Lilo est un programme qui modifie le MBR (Master Boot Record) du disque sur lequel la machine s'initialise. Il peut donner le choix entre plusieurs systèmes (Dos, Windows, Linux, OS/2, etc.). Lors de l'initialisation il demande quels systèmes doivent figurer sur la liste et lequel doit être lancé par défaut.

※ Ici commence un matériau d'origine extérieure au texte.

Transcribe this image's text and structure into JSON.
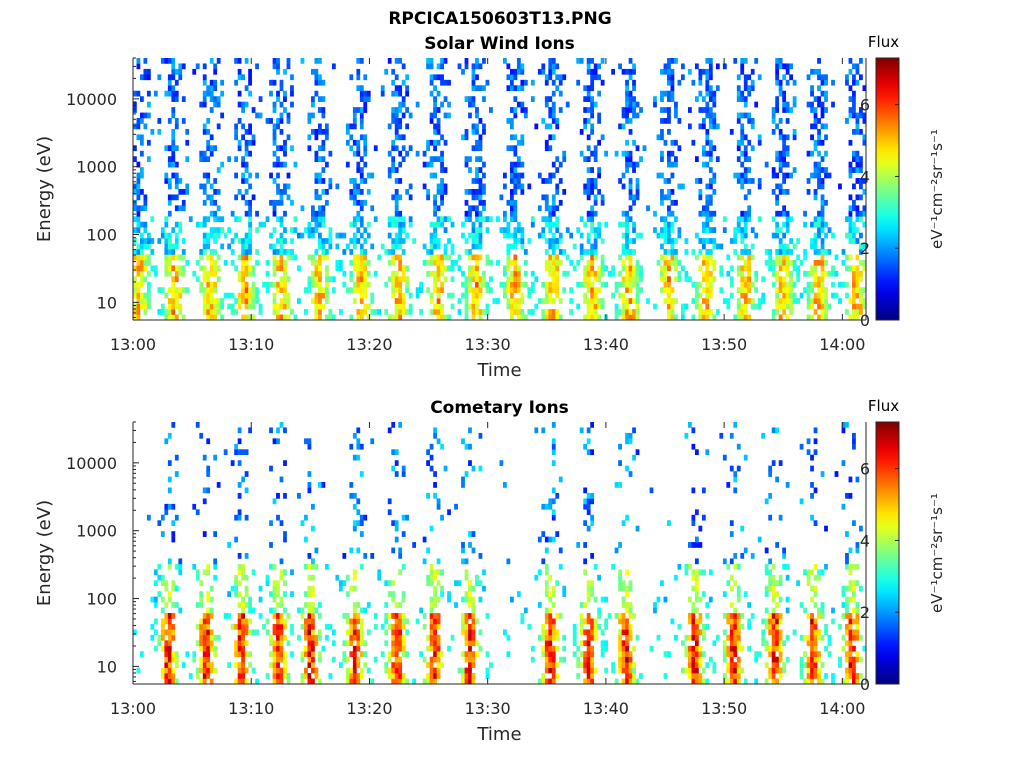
{
  "figure": {
    "file_title": "RPCICA150603T13.PNG"
  },
  "chart_data": [
    {
      "type": "heatmap",
      "title": "Solar Wind Ions",
      "xlabel": "Time",
      "ylabel": "Energy (eV)",
      "y_scale": "log",
      "ylim": [
        5.5,
        40000
      ],
      "xlim": [
        "13:00",
        "14:02"
      ],
      "x_ticks": [
        "13:00",
        "13:10",
        "13:20",
        "13:30",
        "13:40",
        "13:50",
        "14:00"
      ],
      "y_ticks": [
        "10",
        "100",
        "1000",
        "10000"
      ],
      "y_tick_values": [
        10,
        100,
        1000,
        10000
      ],
      "colorbar": {
        "title": "Flux",
        "label": "eV⁻¹cm⁻²sr⁻¹s⁻¹",
        "ticks": [
          "0",
          "2",
          "4",
          "6"
        ],
        "tick_values": [
          0,
          2,
          4,
          6
        ],
        "range": [
          0,
          7.3
        ],
        "colormap": "jet"
      },
      "bursts_minutes": [
        0.5,
        3.5,
        6.5,
        9.5,
        12.5,
        15.8,
        19.3,
        22.5,
        25.8,
        29.0,
        32.3,
        35.5,
        38.8,
        42.0,
        45.3,
        48.5,
        51.8,
        55.0,
        58.0,
        61.2
      ],
      "peak_flux": 5.5,
      "grid": false,
      "legend": "none"
    },
    {
      "type": "heatmap",
      "title": "Cometary Ions",
      "xlabel": "Time",
      "ylabel": "Energy (eV)",
      "y_scale": "log",
      "ylim": [
        5.5,
        40000
      ],
      "xlim": [
        "13:00",
        "14:02"
      ],
      "x_ticks": [
        "13:00",
        "13:10",
        "13:20",
        "13:30",
        "13:40",
        "13:50",
        "14:00"
      ],
      "y_ticks": [
        "10",
        "100",
        "1000",
        "10000"
      ],
      "y_tick_values": [
        10,
        100,
        1000,
        10000
      ],
      "colorbar": {
        "title": "Flux",
        "label": "eV⁻¹cm⁻²sr⁻¹s⁻¹",
        "ticks": [
          "0",
          "2",
          "4",
          "6"
        ],
        "tick_values": [
          0,
          2,
          4,
          6
        ],
        "range": [
          0,
          7.3
        ],
        "colormap": "jet"
      },
      "bursts_minutes": [
        3.0,
        6.2,
        9.2,
        12.3,
        15.0,
        18.8,
        22.3,
        25.5,
        28.5,
        35.3,
        38.5,
        41.7,
        47.5,
        50.8,
        54.3,
        57.5,
        60.8
      ],
      "peak_flux": 6.8,
      "grid": false,
      "legend": "none"
    }
  ]
}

Lilo peut aussi servir à préciser la configuration du système comme par exemple la géométrie des disques durs ou l'existence de plusieurs cartes Ethernet. Dans certains cas, Linux a besoin de ces informations pour s'initialiser correctement.

Une fois que lilo est exécuté, la machine est réinitialisée. C'est là qu'on voit si tout s'est bien passé. Si c'est le cas, on voit apparaître à la fin de l'initialisation un prompt

login :

et on peut se connecter avec l'identité root et le mot de passe qu'on a saisi lors de l'installation. On peut décompresser un peu et se promener dans l'arborescence en utilisant les commandes élémentaires d'Unix comme cd, ls, pwd, man, more... Attention, le fait d'être connecté en tant que root vous donne le privilège de faire des bêtises irréparables...

Pour pouvoir consulter plus agréablement les fichiers, on adoptera un éditeur. On en aura besoin de toute façon pour modifier des fichiers de configuration par exemple.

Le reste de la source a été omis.